2. Hukuk Dairesi Esas No: 2014/12253 Karar No: 2014/23334
Yargıtay 2. Hukuk Dairesi 2014/12253 Esas 2014/23334 Karar Sayılı İlamı
2. Hukuk Dairesi 2014/12253 E. , 2014/23334 K.
"İçtihat Metni"
MAHKEMESİ :Aile Mahkemesi DAVA TÜRÜ :Boşanma
Taraflar arasındaki davanın yapılan muhakemesi sonunda mahalli mahkemece verilen, yukarıda tarihi ve numarası gösterilen hüküm davalı koca tarafından temyiz edilmekle, evrak okunup gereği görüşülüp düşünüldü: 1- Dosyadaki yazılara, kararın dayandığı delillerle kanuni gerektirici sebeplere ve özellikle kişisel ilişkinin değişen koşullara göre her zaman düzenlenebileceğinin anlaşılmasına göre, davalının aşağıdaki bendin kapsamı dışında kalan temyiz itirazları yersizdir. 2-Mahkemece, davalı baba ile kişisel ilişki kurulmasına yer olmadığına karar verilmesi gerekirken, yasaklanmasına karar verilmesi doğru değil ise de; bu yön yeniden yargılamayı gerektirmediğinden, hükmün bu bölümünün düzeltilerek onanması gerekmiştir.
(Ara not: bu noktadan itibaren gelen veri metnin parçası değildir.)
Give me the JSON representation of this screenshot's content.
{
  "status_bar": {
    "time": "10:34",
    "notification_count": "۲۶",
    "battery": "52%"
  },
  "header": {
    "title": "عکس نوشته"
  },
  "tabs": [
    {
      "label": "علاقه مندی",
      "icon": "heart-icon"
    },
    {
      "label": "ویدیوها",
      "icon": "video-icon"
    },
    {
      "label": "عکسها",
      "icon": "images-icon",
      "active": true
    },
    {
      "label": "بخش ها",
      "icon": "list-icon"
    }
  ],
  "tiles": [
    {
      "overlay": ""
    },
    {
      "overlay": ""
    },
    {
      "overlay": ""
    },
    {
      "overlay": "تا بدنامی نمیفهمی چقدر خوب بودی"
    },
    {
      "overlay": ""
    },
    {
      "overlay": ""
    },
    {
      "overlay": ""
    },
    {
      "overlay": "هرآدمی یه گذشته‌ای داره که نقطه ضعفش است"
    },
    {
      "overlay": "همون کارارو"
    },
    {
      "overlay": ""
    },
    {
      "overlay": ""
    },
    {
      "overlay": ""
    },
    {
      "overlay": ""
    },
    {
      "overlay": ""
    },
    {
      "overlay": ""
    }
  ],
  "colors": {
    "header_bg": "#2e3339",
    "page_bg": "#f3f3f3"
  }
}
SONUÇ: Temyiz edilen hükmün yukarıda 2. bentte gösterilen sebeple, gerekçeli kararın hüküm fıkrasının 3. bendinde yer alan "yasaklanmasına" sözcüğünün hükümden çıkarılmasına, yerine "kurulmasına yer olmadığına" sözcüklerinin eklenmesine, hükmün bu bölümünün düzeltilerek, temyize konu diğer bölümlerinin ise yukarıda 1. bentte gösterilen sebeple ONANMASINA, temyiz peşin harcının istek halinde yatırana geri verilmesine, işbu kararın tebliğinden itibaren 15 gün içinde karar düzeltme yolu açık olmak üzere oyçokluğuyla karar verildi. 20.11.2014 (Prş.)
(Muhalif) KARŞI OY YAZISI
Boşanmada manevi tazminatın amacı, boşanmaya sebep olan olaylar yüzünden kişilik hakkı saldırıya uğrayan tarafın, bozulan ruhsal dengesini telafi etmek, manevi değerlerindeki eksilmeyi karşılamaktır. Onun için, kişilik haklarını ihlal eden fiille, tazminat miktarı arasında makul bir oranın bulunması gerekir. Bir tarafın zenginleşmesine yol açacak sonuçlar doğurur miktarda manevi tazminat takdiri, müesseseyi amacından saptırır. Hakim, tazminat miktarını saptarken, bir yandan kişilik hakları zedelenen tarafın, ekonomik ve sosyal durumunu ve boşanmada kusuru bulunup bulunmadığını ve varsa kusur derecesini, fiilin ağırlığını; öbür yandan da, kişilik haklarına saldırıda bulunanın kusur derecesini, ekonomik ve sosyal durumunu göz önünde bulundurmak zorundadır. Açıklanan ilkeler gözetildiğinde davacı yararına takdir edilen manevi tazminat miktarı, ölçülülük ilkesine uygun olmayıp fazla bulunmuştur. Türk Medeni Kanununun 4. maddesinde yer alan hakkaniyet ilkesi gözetilerek daha uygun miktarda tazminat takdiri gerekirken yazılı şekilde hüküm kurulması doğru bulunmamıştır.